En caída libre, cabeza abajo, experimenta un instante de perfecta claridad. Sobre su cabeza, el mundo real está girando, completamente desconectado de ella físicamente y por lo tanto abstracto, como la representación gráfica de una computadora muy costosa. Bajo sus pies está el show de luces fundidas en rojo y negro, esparciéndose como los pétalos de una rosa delante del cielo azul oscuro. En el aire tiene que haber tanta lava como para una piscina de natación olímpica, además de por todo el costado de la colina. «Hola» dice una viva y primitiva parte de su conciencia, un nodo negro y cálido como perdigón al que ya conoció una vez:
«Hola.
»Vas a morir».
Nat la choca de costado como bala de cañón, sus largos cabellos azotándole el rostro. Está gritando algo. Y se ha perforado la oreja. Esto —entre todas las cosas— deja a Laura sorprendida. Nat nunca lleva alhajas; siempre dijo no creer en piercings ni tatuajes, pero allí está. Una pequeña cuenta de metal grabado en un sencillo bucle de alambre atravesando su lóbulo izquierdo. Un punto conductor.
—¡… cero EPTRO zui!
El conjuro de Natalie las envuelve a ambas en un acolchonado campo de fuerza cerrado, de quince centímetros, una gruesa capa inflada que las arrebuja, como un Hombre Michelin. Golpean la colina siendo una unidad, rebotando un poco y deslizando un largo trecho más, protegidas de la sacudida y la fricción. Krallafjöll, más o menos la cuarta parte de toda la montaña, todavía está en el aire. Nat ganó tres segundos para ellas. Pero no hay manera que el encantamiento protector pueda soportar lo que está por suceder.

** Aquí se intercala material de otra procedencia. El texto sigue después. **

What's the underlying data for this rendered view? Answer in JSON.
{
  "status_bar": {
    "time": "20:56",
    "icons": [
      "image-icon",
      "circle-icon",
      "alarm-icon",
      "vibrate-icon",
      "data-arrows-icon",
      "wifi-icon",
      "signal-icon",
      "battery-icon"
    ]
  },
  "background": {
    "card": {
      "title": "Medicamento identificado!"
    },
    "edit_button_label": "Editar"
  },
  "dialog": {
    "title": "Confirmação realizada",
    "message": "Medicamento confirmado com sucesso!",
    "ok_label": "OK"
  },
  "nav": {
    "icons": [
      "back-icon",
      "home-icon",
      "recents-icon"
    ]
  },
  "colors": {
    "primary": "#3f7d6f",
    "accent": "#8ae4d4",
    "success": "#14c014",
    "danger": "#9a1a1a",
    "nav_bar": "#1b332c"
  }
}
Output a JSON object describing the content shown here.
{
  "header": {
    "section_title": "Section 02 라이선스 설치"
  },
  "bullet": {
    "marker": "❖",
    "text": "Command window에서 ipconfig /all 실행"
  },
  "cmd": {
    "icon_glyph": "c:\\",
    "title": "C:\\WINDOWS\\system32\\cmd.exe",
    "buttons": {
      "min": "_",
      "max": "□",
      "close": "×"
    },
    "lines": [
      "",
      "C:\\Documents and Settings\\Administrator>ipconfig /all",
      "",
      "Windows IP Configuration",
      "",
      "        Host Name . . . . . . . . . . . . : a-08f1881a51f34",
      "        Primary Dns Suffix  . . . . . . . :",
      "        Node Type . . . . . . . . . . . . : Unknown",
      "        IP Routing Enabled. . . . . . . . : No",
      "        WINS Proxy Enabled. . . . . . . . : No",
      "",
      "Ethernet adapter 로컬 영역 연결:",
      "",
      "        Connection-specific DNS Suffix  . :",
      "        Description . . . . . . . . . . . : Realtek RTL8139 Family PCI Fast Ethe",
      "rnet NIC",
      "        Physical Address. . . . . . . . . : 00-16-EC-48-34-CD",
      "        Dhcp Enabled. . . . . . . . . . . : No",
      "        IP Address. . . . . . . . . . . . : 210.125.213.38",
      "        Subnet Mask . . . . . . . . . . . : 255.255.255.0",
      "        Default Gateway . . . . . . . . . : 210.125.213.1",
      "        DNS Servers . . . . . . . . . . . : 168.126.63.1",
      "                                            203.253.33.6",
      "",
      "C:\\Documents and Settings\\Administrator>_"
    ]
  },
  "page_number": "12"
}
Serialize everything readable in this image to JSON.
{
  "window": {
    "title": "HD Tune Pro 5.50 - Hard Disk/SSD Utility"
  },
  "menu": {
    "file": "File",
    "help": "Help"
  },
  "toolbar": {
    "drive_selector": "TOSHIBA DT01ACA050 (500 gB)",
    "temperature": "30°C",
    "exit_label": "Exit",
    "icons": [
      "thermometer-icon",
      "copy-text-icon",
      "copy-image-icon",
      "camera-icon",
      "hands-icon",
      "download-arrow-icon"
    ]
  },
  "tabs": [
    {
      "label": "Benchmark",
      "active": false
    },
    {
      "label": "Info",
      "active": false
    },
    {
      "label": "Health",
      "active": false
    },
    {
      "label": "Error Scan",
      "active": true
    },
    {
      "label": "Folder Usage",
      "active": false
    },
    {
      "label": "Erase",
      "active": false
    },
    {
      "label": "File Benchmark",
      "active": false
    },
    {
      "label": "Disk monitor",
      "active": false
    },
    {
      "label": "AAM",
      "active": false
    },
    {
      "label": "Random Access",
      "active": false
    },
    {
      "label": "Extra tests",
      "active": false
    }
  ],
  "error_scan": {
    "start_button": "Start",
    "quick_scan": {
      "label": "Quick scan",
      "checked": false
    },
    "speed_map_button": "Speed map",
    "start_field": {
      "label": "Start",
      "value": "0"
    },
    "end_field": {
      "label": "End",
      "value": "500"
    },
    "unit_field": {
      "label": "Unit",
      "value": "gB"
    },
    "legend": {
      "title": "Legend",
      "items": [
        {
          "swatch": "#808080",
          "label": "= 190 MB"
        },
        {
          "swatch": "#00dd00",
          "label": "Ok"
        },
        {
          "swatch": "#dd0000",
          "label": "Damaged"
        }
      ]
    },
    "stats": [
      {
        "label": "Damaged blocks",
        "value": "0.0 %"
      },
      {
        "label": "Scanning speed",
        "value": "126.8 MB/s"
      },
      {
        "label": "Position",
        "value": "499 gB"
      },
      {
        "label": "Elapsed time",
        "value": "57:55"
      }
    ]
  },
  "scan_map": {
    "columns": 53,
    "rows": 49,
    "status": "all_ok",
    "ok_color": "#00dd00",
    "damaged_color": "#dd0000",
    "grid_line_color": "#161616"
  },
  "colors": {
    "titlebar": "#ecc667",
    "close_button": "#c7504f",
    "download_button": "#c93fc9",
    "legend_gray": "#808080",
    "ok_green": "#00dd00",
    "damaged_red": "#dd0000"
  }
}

—¡Laura, te toca! —brama Nat—. ¡ESCUDOS!
Por fin Laura entra en modo de combate. Se sumerge en el estado de trance más superficial posible y la formulación de conjuro más breve posible:
—Sedo EPTRO dulaku…
Es el mismo conjuro, ejecutado con los mismos parámetros, en idéntico equipamiento. Pero éste arrastra medio año de acumulación de energía Montauk. Hay un instante de escalofríos cuando Laura termina de enunciar la última sílaba, una pausa infinitesimal. Luego el escudo de Laura se inserta en el mismo espacio físico del de Natalie y se esparce a través de exactamente la misma topología. No dentro de él, no fuera de él, sino reforzándolo directamente.
Y a continuación están ahogándose bajo la roca del mismo modo en que algunos se ahogan bajo el agua.